Times Series With SQL
Working with a time series dataset can be conducive to your SQL learning for many reasons. Time series data, by nature, store records that are not independent of each other. Analyzing such data will require conducting more complex calculations between columns and between rows.
Time Series Data in MongoDB
MongoDB is a document-based general purpose database with flexible schema design and a rich query language. As of MongoDB 5.0, MongoDB natively supports time series data. You can create a new time series collection with the createCollection() command.

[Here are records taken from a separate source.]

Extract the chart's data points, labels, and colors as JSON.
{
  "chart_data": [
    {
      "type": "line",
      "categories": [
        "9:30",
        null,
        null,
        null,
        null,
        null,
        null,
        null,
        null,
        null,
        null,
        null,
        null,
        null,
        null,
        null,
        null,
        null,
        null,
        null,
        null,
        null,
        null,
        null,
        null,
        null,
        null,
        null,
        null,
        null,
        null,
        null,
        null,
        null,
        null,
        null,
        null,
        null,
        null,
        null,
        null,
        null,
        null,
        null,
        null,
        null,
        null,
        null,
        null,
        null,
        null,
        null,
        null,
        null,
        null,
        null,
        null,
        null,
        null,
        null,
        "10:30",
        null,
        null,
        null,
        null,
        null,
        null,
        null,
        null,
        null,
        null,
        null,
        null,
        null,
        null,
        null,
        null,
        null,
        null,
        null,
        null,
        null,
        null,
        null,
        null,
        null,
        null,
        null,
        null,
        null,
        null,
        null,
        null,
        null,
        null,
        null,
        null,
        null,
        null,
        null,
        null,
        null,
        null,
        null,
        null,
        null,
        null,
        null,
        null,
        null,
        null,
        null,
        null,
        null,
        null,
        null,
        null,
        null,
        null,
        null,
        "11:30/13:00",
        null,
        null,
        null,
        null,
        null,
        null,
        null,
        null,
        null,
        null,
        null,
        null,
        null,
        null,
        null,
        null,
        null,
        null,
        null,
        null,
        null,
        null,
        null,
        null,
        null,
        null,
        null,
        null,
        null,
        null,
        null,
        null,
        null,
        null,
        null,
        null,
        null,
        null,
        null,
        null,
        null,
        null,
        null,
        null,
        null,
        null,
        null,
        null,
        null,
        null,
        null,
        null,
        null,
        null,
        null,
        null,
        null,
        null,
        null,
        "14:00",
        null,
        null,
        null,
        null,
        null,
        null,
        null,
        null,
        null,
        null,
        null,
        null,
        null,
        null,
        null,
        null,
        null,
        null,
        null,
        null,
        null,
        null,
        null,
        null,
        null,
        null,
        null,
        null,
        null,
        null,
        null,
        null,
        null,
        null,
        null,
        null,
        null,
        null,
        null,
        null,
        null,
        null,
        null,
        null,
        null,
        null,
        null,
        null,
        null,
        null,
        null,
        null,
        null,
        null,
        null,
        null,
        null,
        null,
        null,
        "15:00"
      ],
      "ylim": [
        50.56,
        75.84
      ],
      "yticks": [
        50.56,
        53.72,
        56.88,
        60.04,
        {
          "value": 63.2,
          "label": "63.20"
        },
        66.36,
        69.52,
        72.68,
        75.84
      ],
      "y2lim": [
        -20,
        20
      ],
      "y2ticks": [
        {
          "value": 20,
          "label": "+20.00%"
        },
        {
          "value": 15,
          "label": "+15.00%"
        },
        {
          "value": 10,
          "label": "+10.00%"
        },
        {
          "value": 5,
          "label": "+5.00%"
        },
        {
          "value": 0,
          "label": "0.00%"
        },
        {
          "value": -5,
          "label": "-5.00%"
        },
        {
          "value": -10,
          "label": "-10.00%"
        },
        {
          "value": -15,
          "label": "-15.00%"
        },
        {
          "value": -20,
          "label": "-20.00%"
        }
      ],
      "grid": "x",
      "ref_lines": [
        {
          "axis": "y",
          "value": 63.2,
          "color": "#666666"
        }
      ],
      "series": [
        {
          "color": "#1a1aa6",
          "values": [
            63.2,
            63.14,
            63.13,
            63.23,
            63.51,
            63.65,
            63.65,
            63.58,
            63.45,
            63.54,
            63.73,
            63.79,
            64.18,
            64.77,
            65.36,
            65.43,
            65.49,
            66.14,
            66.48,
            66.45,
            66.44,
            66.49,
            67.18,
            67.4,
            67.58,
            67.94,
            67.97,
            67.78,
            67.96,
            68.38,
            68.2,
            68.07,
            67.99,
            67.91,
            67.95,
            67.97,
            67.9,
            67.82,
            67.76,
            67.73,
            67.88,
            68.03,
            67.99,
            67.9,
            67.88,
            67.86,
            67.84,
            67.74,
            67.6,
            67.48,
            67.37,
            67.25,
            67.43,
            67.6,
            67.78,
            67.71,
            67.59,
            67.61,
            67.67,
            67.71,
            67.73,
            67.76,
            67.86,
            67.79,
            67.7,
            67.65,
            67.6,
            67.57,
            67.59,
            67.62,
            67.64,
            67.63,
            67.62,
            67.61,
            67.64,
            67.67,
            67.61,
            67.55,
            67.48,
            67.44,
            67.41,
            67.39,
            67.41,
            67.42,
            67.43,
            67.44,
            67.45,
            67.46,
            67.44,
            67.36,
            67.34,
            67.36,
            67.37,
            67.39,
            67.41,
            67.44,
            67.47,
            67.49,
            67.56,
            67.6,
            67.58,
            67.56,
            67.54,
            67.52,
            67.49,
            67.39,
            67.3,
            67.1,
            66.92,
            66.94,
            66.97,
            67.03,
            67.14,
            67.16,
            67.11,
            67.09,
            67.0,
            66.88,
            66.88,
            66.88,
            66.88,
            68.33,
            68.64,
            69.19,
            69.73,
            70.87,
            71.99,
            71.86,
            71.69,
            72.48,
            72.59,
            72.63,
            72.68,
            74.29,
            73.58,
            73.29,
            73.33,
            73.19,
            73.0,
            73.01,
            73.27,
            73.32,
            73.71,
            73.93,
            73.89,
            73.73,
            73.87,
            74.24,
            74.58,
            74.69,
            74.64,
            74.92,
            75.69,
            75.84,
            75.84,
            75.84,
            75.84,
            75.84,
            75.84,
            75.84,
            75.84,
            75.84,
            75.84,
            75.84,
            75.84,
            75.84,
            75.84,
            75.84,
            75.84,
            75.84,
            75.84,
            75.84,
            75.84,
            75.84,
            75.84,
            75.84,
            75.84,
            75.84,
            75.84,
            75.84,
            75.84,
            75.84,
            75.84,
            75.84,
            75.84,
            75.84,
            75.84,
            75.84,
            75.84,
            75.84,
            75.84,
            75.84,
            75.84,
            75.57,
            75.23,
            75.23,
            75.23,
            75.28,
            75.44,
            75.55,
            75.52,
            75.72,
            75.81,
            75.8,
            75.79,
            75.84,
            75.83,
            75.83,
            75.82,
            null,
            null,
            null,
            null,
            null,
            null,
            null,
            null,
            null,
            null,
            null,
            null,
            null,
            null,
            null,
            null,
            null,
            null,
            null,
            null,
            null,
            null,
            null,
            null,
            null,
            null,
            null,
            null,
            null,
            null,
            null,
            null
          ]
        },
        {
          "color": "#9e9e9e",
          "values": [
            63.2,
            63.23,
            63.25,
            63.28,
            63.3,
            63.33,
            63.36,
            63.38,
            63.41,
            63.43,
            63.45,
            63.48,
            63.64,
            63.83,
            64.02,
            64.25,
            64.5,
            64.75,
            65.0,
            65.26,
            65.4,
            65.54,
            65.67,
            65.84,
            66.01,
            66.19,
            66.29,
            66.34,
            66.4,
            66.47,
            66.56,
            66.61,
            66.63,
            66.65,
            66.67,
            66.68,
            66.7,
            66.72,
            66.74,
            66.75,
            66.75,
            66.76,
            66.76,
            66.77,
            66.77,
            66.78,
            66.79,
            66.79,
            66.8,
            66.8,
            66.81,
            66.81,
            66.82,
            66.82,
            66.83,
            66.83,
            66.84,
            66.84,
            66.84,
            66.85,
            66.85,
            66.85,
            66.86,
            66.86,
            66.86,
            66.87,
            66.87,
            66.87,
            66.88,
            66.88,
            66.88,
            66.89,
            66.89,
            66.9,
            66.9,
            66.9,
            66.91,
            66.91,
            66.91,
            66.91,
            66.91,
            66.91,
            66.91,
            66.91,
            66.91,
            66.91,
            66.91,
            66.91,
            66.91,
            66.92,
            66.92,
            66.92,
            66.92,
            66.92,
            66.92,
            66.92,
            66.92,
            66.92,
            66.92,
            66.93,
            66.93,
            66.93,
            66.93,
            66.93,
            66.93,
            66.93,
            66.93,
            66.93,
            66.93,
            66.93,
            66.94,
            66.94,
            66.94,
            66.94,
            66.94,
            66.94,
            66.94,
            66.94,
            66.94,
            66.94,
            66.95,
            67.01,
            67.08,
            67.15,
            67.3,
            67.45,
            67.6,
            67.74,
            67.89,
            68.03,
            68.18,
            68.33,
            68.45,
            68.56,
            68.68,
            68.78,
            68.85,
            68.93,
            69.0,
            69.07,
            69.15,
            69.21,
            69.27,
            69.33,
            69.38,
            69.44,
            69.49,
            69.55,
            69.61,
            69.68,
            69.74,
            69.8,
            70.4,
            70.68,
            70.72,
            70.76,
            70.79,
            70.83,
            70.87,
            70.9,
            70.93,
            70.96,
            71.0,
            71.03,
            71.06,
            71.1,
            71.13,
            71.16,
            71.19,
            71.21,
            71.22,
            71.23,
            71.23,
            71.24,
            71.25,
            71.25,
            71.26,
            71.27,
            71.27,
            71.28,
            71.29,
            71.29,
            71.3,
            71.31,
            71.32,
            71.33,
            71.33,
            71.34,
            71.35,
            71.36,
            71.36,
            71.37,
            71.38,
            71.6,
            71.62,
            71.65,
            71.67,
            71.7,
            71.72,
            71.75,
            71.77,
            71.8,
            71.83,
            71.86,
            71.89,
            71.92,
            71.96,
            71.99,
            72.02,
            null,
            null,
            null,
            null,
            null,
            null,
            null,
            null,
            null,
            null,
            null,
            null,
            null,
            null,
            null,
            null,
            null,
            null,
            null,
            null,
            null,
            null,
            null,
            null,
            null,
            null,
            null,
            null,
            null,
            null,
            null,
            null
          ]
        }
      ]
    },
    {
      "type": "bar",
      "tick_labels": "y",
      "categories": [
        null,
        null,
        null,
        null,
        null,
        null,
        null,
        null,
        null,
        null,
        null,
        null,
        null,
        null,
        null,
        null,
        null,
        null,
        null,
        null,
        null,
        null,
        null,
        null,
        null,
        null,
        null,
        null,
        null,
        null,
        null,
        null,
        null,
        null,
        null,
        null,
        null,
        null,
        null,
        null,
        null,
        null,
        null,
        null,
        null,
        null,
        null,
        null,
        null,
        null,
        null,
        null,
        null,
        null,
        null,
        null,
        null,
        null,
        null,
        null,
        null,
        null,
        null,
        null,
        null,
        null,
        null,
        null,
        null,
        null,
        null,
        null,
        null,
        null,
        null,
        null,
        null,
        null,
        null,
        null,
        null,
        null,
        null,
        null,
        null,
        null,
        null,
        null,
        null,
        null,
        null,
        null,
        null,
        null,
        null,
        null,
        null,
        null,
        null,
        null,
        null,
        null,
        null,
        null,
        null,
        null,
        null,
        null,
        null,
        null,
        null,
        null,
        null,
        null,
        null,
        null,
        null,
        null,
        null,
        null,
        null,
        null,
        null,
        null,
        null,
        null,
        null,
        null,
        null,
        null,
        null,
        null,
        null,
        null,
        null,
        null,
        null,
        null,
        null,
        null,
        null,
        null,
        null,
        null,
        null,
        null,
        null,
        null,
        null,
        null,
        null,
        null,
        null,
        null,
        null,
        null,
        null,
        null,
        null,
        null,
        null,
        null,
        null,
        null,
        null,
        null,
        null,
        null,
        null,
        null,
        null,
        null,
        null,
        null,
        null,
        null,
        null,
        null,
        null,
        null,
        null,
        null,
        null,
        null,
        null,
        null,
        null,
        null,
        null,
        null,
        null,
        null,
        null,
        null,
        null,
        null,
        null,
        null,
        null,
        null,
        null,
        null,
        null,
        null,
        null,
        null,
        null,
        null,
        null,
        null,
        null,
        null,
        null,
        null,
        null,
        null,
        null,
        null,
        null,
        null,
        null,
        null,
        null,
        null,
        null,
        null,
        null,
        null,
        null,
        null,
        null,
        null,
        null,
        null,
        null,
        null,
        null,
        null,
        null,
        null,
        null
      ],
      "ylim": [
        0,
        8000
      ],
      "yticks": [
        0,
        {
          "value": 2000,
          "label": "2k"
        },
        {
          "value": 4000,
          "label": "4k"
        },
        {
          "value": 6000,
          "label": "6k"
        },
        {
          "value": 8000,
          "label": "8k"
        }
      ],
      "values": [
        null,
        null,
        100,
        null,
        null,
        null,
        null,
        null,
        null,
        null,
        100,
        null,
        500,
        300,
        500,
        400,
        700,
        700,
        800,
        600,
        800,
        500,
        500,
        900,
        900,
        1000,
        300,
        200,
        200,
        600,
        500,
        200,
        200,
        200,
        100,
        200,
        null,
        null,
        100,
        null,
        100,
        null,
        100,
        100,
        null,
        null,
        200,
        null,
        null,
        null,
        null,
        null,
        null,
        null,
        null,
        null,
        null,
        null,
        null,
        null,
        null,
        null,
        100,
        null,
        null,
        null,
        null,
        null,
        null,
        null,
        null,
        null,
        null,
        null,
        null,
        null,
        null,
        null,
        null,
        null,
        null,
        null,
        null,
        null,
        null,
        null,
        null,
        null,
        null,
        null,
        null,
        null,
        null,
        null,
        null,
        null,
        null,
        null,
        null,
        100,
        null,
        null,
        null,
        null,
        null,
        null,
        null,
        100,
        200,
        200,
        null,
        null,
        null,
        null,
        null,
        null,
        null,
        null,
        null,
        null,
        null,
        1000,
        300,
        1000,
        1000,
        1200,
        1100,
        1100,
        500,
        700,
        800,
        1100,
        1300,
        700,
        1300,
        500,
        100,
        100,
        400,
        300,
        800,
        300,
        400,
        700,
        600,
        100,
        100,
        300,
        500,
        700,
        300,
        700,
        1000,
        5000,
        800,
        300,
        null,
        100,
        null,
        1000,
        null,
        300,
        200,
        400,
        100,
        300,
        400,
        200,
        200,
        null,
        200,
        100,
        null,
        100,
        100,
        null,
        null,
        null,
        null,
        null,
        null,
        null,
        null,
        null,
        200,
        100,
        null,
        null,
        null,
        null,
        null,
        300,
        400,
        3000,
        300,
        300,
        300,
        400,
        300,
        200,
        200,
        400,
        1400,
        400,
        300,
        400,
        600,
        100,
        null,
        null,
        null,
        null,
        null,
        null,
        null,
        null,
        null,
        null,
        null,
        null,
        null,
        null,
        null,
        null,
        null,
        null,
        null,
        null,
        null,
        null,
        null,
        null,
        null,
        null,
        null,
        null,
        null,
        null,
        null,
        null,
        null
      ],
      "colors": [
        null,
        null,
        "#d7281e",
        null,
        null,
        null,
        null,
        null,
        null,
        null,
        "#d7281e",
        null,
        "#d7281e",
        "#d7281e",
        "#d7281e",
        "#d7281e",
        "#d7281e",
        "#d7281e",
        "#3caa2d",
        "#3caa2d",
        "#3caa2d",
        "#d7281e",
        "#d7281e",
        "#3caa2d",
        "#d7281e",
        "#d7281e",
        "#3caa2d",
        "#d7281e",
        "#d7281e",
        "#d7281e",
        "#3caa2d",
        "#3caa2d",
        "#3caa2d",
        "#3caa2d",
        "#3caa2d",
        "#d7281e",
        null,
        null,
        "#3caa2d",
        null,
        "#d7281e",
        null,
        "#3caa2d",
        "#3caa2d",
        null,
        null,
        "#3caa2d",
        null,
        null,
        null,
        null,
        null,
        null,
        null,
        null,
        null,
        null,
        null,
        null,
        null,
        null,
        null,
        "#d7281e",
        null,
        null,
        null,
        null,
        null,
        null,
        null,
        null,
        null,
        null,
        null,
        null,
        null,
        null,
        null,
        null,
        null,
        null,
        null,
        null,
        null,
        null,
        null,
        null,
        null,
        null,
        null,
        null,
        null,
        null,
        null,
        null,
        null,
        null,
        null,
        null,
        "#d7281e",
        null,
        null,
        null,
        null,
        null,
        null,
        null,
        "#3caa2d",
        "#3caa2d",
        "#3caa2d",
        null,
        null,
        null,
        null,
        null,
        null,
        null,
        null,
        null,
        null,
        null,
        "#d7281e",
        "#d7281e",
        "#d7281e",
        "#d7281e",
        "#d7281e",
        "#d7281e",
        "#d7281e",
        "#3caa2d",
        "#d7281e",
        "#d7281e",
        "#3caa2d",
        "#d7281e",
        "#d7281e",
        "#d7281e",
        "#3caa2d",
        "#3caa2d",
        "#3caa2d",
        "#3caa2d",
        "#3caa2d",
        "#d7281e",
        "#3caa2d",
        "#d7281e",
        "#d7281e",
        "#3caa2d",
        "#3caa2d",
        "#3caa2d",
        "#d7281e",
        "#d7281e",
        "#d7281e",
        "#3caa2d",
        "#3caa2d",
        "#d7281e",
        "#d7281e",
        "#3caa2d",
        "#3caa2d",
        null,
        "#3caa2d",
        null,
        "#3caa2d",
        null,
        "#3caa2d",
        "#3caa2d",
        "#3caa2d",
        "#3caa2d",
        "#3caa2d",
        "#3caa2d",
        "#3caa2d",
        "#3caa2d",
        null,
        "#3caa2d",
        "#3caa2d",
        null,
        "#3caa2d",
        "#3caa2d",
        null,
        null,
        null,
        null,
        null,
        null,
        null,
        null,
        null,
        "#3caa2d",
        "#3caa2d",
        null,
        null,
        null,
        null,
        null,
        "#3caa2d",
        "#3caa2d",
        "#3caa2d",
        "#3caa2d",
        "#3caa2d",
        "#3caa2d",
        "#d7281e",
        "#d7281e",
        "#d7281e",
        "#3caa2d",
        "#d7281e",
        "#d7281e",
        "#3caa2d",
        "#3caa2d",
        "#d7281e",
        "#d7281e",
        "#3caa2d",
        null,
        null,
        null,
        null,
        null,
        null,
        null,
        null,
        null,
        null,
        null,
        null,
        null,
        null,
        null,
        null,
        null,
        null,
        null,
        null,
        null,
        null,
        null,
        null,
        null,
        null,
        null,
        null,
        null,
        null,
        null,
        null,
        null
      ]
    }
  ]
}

MySQL and a number of it's variants can be used as a time-series database. Using the MySQL example employees database we are going to provide a list of time-series analysis that we want performed, giving you a chance to try writing the SQL yourself.What is the best time series model? ›
AutoRegressive Integrated Moving Average (ARIMA) models are among the most widely used time series forecasting techniques: In an Autoregressive model, the forecasts correspond to a linear combination of past values of the variable.What is time series good for? ›
Time series analysis helps organizations understand the underlying causes of trends or systemic patterns over time. Using data visualizations, business users can see seasonal trends and dig deeper into why these trends occur. With modern analytics platforms, these visualizations can go far beyond line graphs.Why Realtime Database is important? ›
Real-time customer analytics are essential for improving experiences across marketing touchpoints. They can also ensure marketers serve the right information to the right customer at the right time.Which database has the best performance? ›
- The Oracle. Oracle is the most widely used commercial relational database management system, built-in assembly languages such as C, C++, and Java. ...
- MySQL. ...
- MS SQL Server. ...
- PostgreSQL. ...
- MongoDB. ...
- IBM DB2. ...
- Redis. ...
A real-time database is a database system which uses real-time processing to handle workloads whose state is constantly changing. This differs from traditional databases containing persistent data, mostly unaffected by time. For example, a stock market changes very rapidly and is dynamic.What are the 3 components of time series? ›
An observed time series can be decomposed into three components: the trend (long term direction), the seasonal (systematic, calendar related movements) and the irregular (unsystematic, short term fluctuations).Is Snowflake a time-series database? ›
From a data management perspective, Snowflake can serve as the central time-series data repository or data can be loaded in inexpensive cloud storage from Amazon S3, Azure Data Lake Storage or Google Cloud storage.
Time series databases ingest data and queries faster, and compress data more strongly. As a result, they are ideal for processing massive volumes of real-time data that can be used to improve the safety of self-driving vehicles.